80 Jahre ist es her, dass die finnische Künstlerin Tove Jansson (1914-2001) rundliche Wesen namens Mumins erschuf. Längst sind diese Trolle, die irgendwie auch eine Ähnlichkeit mit Nilpferden haben, Kult und werden weltweit gefeiert. Wer mehr über sie und ihre Familien erfahren will, hat dazu ab 18. Dezember im Münchner Literaturhaus die Möglichkeit. Unter dem Titel “Die Welt der Mumins” will die Schau Besucherinnen und Besucher mitnehmen ins Mumintal, wo Geborgenheit, Freundschaft und Humor herrschen, aber auch eine Prise Anarchie und Rebellion.
Fehlen darf dabei auch nicht jener satirische Esprit, dem Jansson in den 1930er und 1940er Jahren ihren Erfolg als politische Karikaturistin verdankte, wie es in der Ankündigung heißt.
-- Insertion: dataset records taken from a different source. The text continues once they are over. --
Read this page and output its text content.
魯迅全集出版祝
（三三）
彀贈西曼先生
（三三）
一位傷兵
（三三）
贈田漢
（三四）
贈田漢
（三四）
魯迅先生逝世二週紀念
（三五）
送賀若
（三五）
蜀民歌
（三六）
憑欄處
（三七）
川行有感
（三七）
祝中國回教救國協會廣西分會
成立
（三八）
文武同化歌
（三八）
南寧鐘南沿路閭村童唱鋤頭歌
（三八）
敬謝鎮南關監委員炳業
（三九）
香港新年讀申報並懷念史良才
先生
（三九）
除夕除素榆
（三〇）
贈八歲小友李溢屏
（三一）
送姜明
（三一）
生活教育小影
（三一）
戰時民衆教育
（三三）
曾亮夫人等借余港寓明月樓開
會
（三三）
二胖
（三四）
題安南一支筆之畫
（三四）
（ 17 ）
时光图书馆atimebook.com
Ihre Geschichten sind demnach ein Plädoyer für Toleranz, Empathie und Abenteuerlust. In der bis 12. April 2026 zu sehenden Schau können Mumin, Schnüferl, Schnupferich, die kleine Mü und viele andere Figuren mit ihren Geschichten voller Geheimnisse, Überraschungen und Abenteuer erlebt werden. Dazu kommen Originalillustrationen, Animationen und interaktive Stationen.
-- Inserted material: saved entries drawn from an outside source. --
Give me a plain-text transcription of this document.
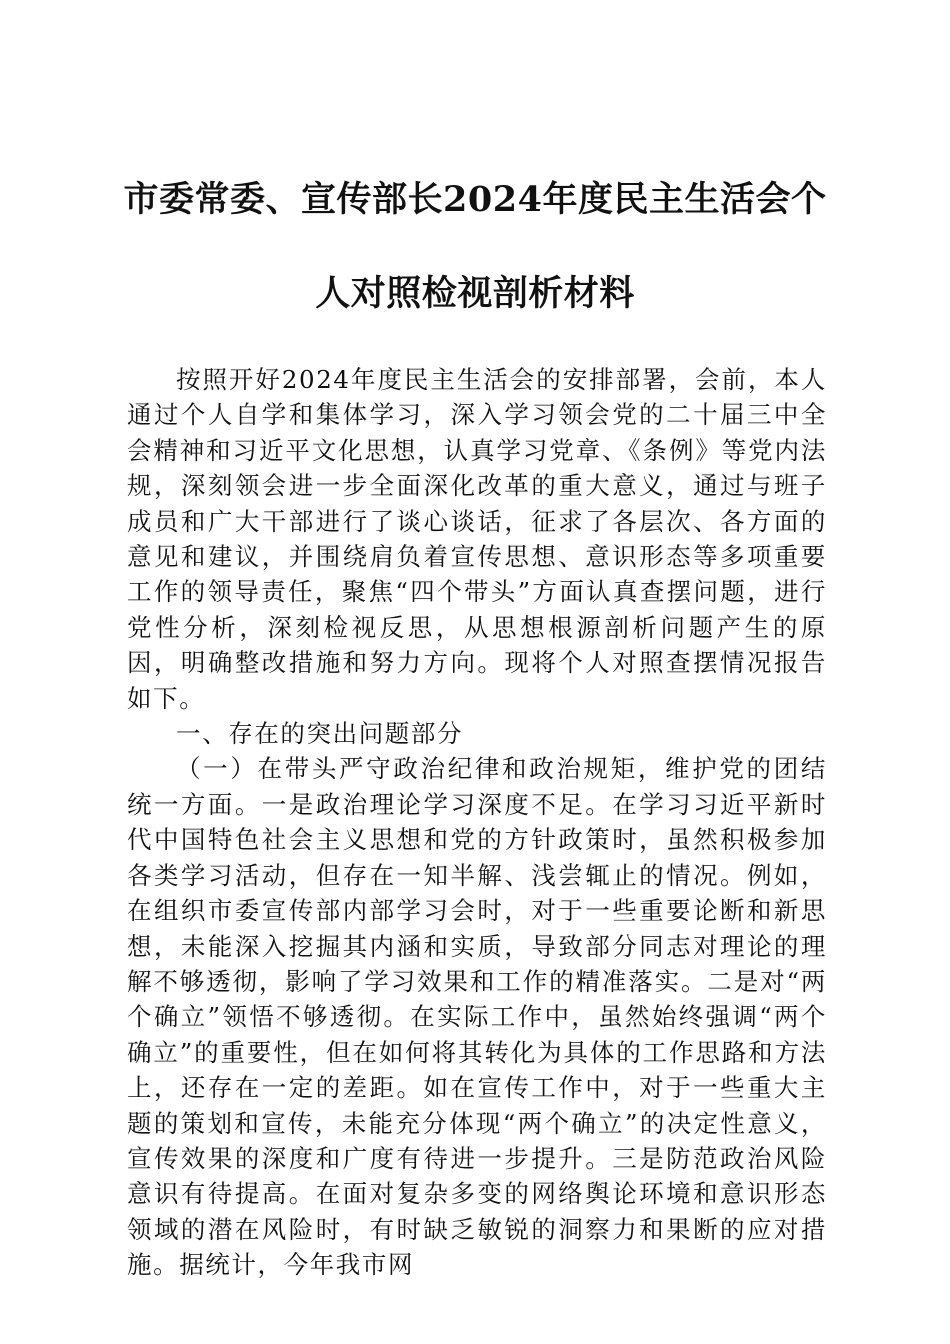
市委常委、宣传部长2024年度民主生活会个
人对照检视剖析材料

按照开好2024年度民主生活会的安排部署，会前，本人通过个人自学和集体学习，深入学习领会党的二十届三中全会精神和习近平文化思想，认真学习党章、《条例》等党内法规，深刻领会进一步全面深化改革的重大意义，通过与班子成员和广大干部进行了谈心谈话，征求了各层次、各方面的意见和建议，并围绕肩负着宣传思想、意识形态等多项重要工作的领导责任，聚焦“四个带头”方面认真查摆问题，进行党性分析，深刻检视反思，从思想根源剖析问题产生的原因，明确整改措施和努力方向。现将个人对照查摆情况报告如下。

一、存在的突出问题部分

（一）在带头严守政治纪律和政治规矩，维护党的团结统一方面。一是政治理论学习深度不足。在学习习近平新时代中国特色社会主义思想和党的方针政策时，虽然积极参加各类学习活动，但存在一知半解、浅尝辄止的情况。例如，在组织市委宣传部内部学习会时，对于一些重要论断和新思想，未能深入挖掘其内涵和实质，导致部分同志对理论的理解不够透彻，影响了学习效果和工作的精准落实。二是对“两个确立”领悟不够透彻。在实际工作中，虽然始终强调“两个确立”的重要性，但在如何将其转化为具体的工作思路和方法上，还存在一定的差距。如在宣传工作中，对于一些重大主题的策划和宣传，未能充分体现“两个确立”的决定性意义，宣传效果的深度和广度有待进一步提升。三是防范政治风险意识有待提高。在面对复杂多变的网络舆论环境和意识形态领域的潜在风险时，有时缺乏敏锐的洞察力和果断的应对措施。据统计，今年我市网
Janssons Wesen sind etwa 50 Zentimeter groß und haben ein glattes, weißes Fell. Sie gelten als gute Schwimmer, Taucher sowie Bootslenker. Die Geschichten fern jeder aufgesetzten Idylle, dabei voller Poesie und Eigensinn, verzauberten Erwachsene und Kinder gleichermaßen, wie es heißt. Angesprochen werde das innere Kind im Erwachsenen. Das Finstere und das Helle, das Katastrophale und das Komische erschienen in den Erzählungen in einem Gleichgewicht, das keinem Zeitgeist verhaftet sei, aber ganz besonders in die gegenwärtige Epoche passe.